Milestone Report

KMH

2024-08-22

Synopsis

This report is an exploratory analysis to inform the development of our R Shiny Text Prediction app. The app will utilize a basic n-gram model to predict the next word based on the previous 1, 2, or 3 words input by a user.

Note: The table of contents on the left can be used to quickly access the various sections of this report.

Data

The text data used for this project comes from three internet sources: blogs, news, and Twitter. The number of lines of text and file size for each file are given below.

**Table 1: Text Data Sources**
Source	Number of Lines	File Size (MB)
Blogs	899288	210.16
News	77259	205.81
Twitter	2360148	167.11
Total	3336695	583.08

As seen in Table 1, there are over three million total lines of text.

Training Data

70% of the total combined lines of text will be randomly selected for training our text prediction algorithm and the remaining 30% will be reserved for testing.

Cleaning Data

The R package tm was used to clean the data. The following transformations were applied:

Conversion to lowercase
Removal of swear words
Removal of symbols
Removal of numbers
Removal of punctuation
Removal of ASCII characters
Removal of excess white space

The R package quanteda was used to tokenize the data.

N-grams

To build our prediction model we first need to construct n-grams, specifically unigrams, bigrams, and trigrams. Figures 1-3 provide the 25 most frequent unigrams, bigrams, and trigrams in the training set, respectively.

N-gram Distributions

To visualize the distribution of n-gram frequencies we plot the CDF and a (log) frequency histogram for each n-gram distribution (Figures 4-6). We see the distributions are heavily skewed, indicating that a relatively small number of n-grams have extremely large frequencies.
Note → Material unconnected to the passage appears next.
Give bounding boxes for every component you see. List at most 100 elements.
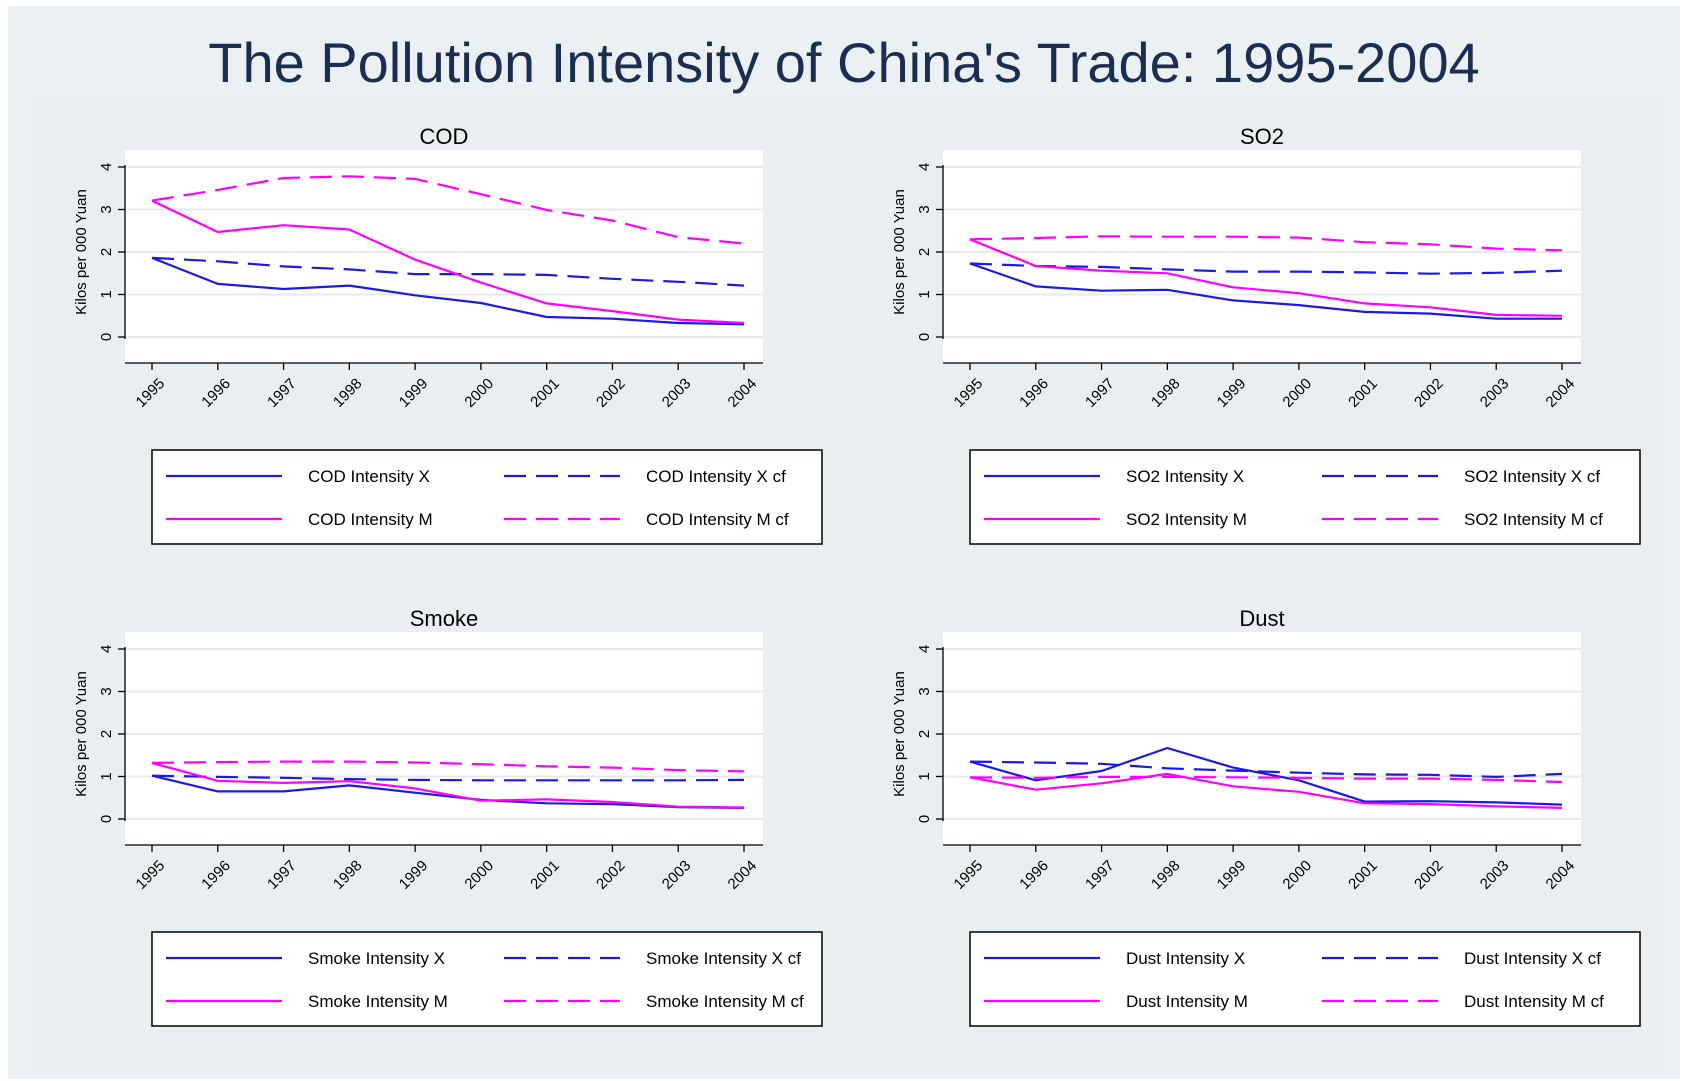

To better quantify the skewness of the n-gram frequency distributions we calculate the number of distinct tokens required to cover 50% and 90% of all token instances. Table 2 below provides these values as well as the number of distinct tokens and total number of token instances for each n-gram.

**Table 2: N-grams**
N-gram	Number of Distinct Tokens	Total Number of Token Instances	Distinct Tokens to Cover 50%	Distinct Tokens to Cover 90%	Percent Distinct Tokens to Cover 50%	Percent Distinct Tokens to Cover 90%
Unigram	518816	48322005	120	6540	0.02	1.26
Bigram	8820215	48322004	36032	2416968	0.41	27.40
Trigram	26792095	48322003	1930690	3846965	7.21	14.36

Next Steps

Several considerations will be taken into account when building our n-gram prediction model on the training set, including:

Frequent single or double character unigrams (e.g., “d”,“w”,“st”, etc.) may affect model accuracy so removal of such tokens may be warranted. Would be interesting to know what others have done to address this issue.
In some cases users will want to enter a combination of words that doesn’t appear in our training text corpus. Our model should be able to handle cases where a specific n-gram is not observed.
Accuracy will be estimated using the test set
Timing in the Shiny app may be an issue so we may have to consider ways to improve performance such as:
- Removing tokens with very few instances
- Reducing the size of the training data (e.g., 50% random sample instead of 70%)

Any feedback is much appreciated, thank you!